Last month Manitoba Pork Council released the plan “Embracing a Sustainable Future,” the vision of the province’s pork producers for the long term sustainability of pork production in Manitoba.
Bill Blaikie, the minister of conservation for Manitoba, says he hopes to meet with pork producers by the end of this month to further discuss the plan.
I think there’s a lot of language in the report that I would certainly find agreeable with respect to sustainability and goals that they have for themselves but of course there’s a need to know more about the details of just how those goals will be met, how things will be implemented.
There’s 82 commitments in the report.
Some of them are rather detailed so we’re still having a look at what some of them might actually mean and, of course, I hope to get more clarity on those things that I need more clarity on when I meet with the pork council.
It’s an extensive report and I’ve instructed my staff to look at these commitments.
There may be questions that we have for them in terms of greater clarity about what these recommendations might actually mean because a lot of language in the report about encouraging people to do things.

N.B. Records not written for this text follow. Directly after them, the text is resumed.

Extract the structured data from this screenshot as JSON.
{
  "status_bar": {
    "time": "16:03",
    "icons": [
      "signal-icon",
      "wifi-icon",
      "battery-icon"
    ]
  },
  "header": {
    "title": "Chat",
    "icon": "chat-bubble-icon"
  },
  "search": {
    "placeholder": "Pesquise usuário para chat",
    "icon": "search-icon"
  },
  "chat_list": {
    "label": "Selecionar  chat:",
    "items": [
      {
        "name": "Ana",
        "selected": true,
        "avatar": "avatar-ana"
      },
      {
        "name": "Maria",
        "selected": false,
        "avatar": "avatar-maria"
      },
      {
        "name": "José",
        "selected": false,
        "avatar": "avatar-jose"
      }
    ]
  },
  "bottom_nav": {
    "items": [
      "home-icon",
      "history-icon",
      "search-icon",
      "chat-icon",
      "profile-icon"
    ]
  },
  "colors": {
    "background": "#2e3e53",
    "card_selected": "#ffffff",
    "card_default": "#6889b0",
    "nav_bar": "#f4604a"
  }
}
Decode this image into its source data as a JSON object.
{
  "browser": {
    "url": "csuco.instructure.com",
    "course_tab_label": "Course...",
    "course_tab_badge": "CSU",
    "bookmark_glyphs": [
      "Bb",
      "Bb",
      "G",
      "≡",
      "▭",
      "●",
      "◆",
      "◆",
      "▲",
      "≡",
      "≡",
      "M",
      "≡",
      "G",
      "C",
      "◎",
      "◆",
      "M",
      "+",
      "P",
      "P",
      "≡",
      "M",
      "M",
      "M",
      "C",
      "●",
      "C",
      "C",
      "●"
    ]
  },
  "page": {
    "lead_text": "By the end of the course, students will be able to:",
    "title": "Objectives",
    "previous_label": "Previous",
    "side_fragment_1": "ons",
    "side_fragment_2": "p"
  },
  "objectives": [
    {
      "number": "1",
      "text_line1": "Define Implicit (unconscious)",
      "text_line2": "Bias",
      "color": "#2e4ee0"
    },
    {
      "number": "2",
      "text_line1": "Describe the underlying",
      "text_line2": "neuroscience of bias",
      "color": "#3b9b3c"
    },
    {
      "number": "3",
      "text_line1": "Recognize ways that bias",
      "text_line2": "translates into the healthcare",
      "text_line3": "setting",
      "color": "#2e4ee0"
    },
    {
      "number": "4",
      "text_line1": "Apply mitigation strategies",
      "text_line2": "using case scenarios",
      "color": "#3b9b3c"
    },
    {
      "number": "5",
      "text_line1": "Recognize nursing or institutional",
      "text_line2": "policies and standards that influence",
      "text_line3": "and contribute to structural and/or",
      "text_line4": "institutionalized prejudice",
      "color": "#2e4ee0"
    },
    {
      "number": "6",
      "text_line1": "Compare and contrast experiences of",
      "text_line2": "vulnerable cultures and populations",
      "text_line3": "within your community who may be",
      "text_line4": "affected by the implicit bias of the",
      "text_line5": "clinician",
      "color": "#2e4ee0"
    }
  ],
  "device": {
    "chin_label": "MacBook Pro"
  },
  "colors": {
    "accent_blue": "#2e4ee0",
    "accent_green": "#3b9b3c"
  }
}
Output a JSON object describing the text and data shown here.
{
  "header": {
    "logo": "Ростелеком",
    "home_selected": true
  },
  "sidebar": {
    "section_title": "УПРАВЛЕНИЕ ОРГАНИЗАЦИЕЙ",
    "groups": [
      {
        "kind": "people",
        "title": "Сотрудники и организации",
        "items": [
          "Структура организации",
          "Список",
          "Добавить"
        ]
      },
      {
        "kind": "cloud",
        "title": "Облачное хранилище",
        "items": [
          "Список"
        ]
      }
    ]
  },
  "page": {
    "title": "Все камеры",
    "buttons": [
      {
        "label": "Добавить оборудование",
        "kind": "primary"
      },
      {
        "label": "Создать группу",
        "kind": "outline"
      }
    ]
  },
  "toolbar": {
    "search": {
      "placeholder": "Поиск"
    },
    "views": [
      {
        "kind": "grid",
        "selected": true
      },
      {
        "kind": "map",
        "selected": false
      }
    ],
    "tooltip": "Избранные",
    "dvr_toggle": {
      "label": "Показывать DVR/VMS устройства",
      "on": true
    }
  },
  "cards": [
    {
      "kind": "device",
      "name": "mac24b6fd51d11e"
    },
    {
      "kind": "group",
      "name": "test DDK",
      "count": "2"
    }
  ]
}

We might want to know what encouragement means.
Is that something that they’re all going to agree to do, is it just up to individual producers?
But, as I say, the meeting will be an opportunity for us to get clarity on what some of those commitments mean and it’ll also be an opportunity for them to highlight for us what recommendations and or commitments they want us to respond to most quickly.
Blaikie says the release of the plan in and of itself is not grounds for reconsideration of the moratorium on hog barn expansion in much of the province.
He notes there are provisions within the legislation related to exemptions but the report doesn’t change government policy.